Caring For Patients Has Been a Blessing
Providing quality, compassionate care has long been the hallmark of Catholic Health. For the past 45 years, Sister Katherine A. Murphy has been at the forefront of serving patients and living the integrated health system’s mission.
Currently at St. Francis Hospital & Heart Center® where she is a clinical nurse educator and interim director of nursing education, Sister Katherine entered the Congregation of the Sisters of St. Joseph in 1966 prior to beginning her nursing career.
“Nursing is a profession that seeks to meet the needs of patients and provide them with a comforting and healing presence,” Sister Katherine said. “Caring for patients and interacting with their families and loved ones over the years has been a blessing for me.”
Sister Katherine joined Mercy Hospital’s nursing staff in 1976, after which she served as an adjunct professor at Molloy College. She joined St. Francis’s nursing staff in 1998. In celebration of National Catholic Sisters Week, Sister Katherine shared her thoughts on her career and the changes she has witnessed.
Q: What comes to mind as you reflect on your career?
A: I think about all of the nurses and health care workers I have worked with over the years and the many patients I have cared for and ministered to. These wonderful people have inspired me and have truly revealed the healing presence of God in our lives.
Q: How different is nursing today compared to when you entered the profession?
A: The technology we have today has definitely expanded and flourished over the years, allowing us to continue enhancing the clinical care we offer. But what hasn’t changed and remains vitally important is a nurse’s ability to connect with his or her patients when providing care. This is something that we continue to share and model with our nurses and health care workers.
Q: What impact did COVID-19 have on nurses at Catholic Health?
A: The COVID pandemic has had a tremendous impact on our nurses and health care staff as they cared for these critically ill patients. When the virus and its effects began in March 2020, it was challenging for our nurses and staff to meet the complications that these patients were experiencing. In addition, because visitation was limited the staff was also trying to communicate, support and provide updates on the condition of patients to families and loved ones.

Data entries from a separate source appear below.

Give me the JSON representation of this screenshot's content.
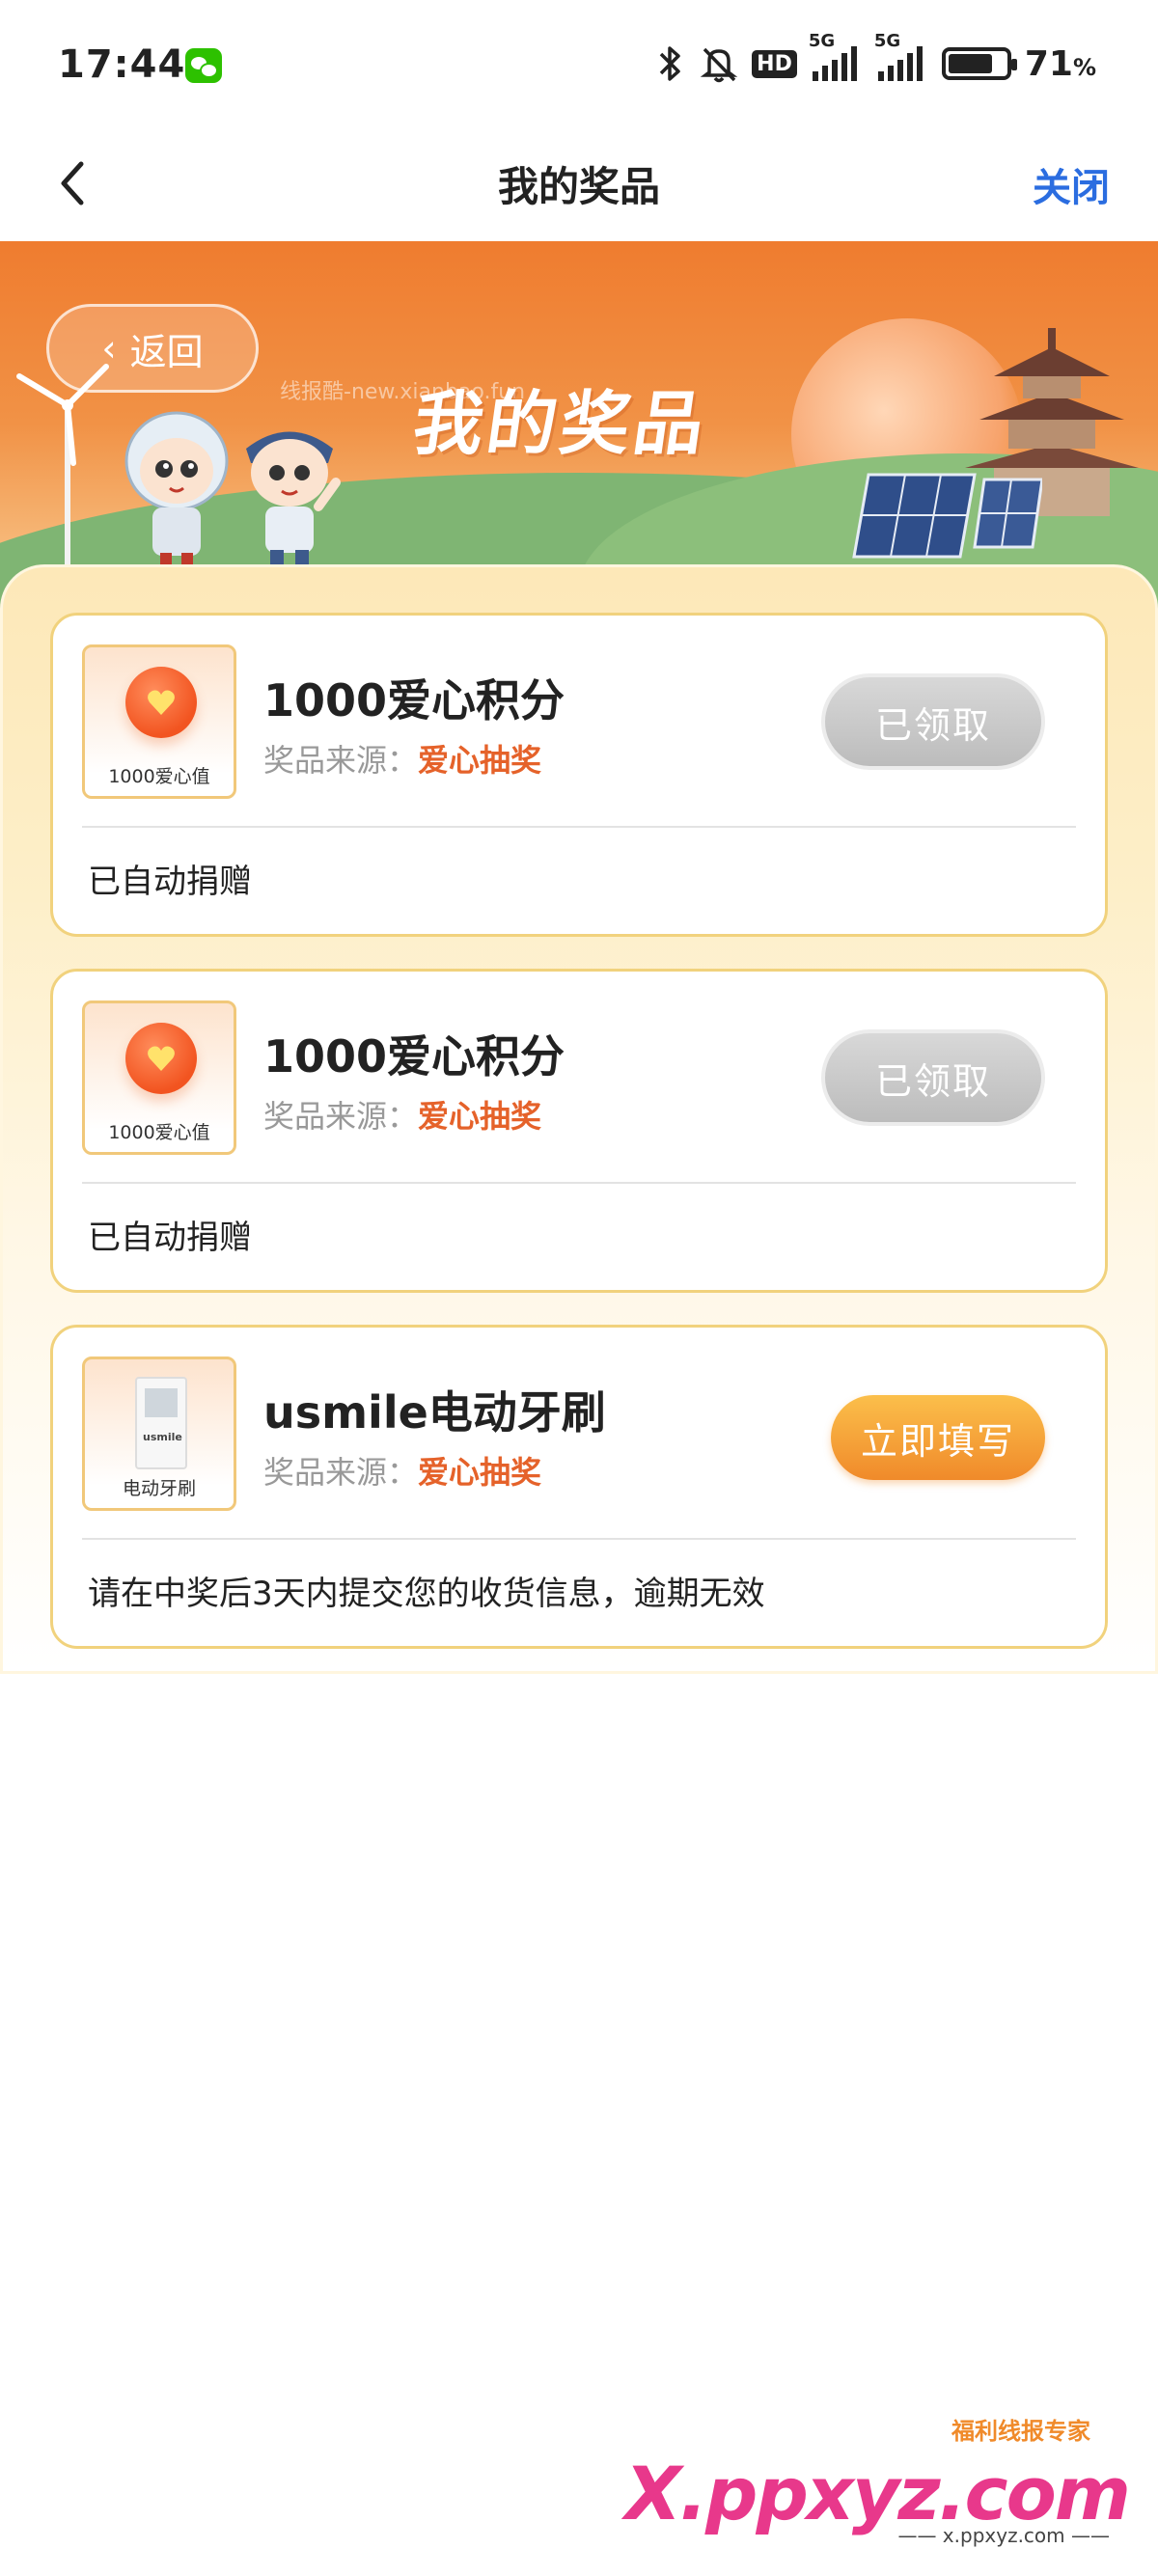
{
  "status": {
    "time": "17:44",
    "hd": "HD",
    "net1": "5G",
    "net2": "5G",
    "battery": "71",
    "battery_unit": "%",
    "battery_level": 0.71
  },
  "nav": {
    "title": "我的奖品",
    "close": "关闭"
  },
  "banner": {
    "back_label": "返回",
    "title": "我的奖品",
    "watermark": "线报酷-new.xianbao.fun"
  },
  "prizes": [
    {
      "thumb_label": "1000爱心值",
      "name": "1000爱心积分",
      "source_label": "奖品来源：",
      "source_value": "爱心抽奖",
      "action": "已领取",
      "note": "已自动捐赠"
    },
    {
      "thumb_label": "1000爱心值",
      "name": "1000爱心积分",
      "source_label": "奖品来源：",
      "source_value": "爱心抽奖",
      "action": "已领取",
      "note": "已自动捐赠"
    },
    {
      "thumb_label": "电动牙刷",
      "thumb_logo": "usmile",
      "name": "usmile电动牙刷",
      "source_label": "奖品来源：",
      "source_value": "爱心抽奖",
      "action": "立即填写",
      "note": "请在中奖后3天内提交您的收货信息，逾期无效"
    }
  ],
  "footer": {
    "tag": "福利线报专家",
    "brand": "X.ppxyz.com",
    "sub": "—— x.ppxyz.com ——"
  },
  "colors": {
    "accent": "#e5622a",
    "link": "#2b6de0",
    "banner": "#ef7c2f",
    "card_border": "#f1d27d"
  }
}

Q: It has long been said that nursing is a “calling.” Do you agree?
A: I do think nursing is a calling. For some, there is an innate desire to want to work in a profession that is focused on caring for others. When speaking to nurses and hearing what motivated them to join the nursing profession I was very moved by their stories. Many said they were motivated by seeing a loved one receive compassionate care from a nurse. It was not just a job but a desire to be there for people who needed care, comfort and support.
Q. What do you feel differs Catholic Health from other health care providers?
A. Catholic Health offers many resources to patients and their families. Among the many are acute inpatient services, outpatient ambulatory services, home care, mental healthcare, pastoral care, palliative care and hospice care. Catholic Health humbly joins together to bring Christ’s healing mission and the mission of mercy of the Catholic Church to our communities.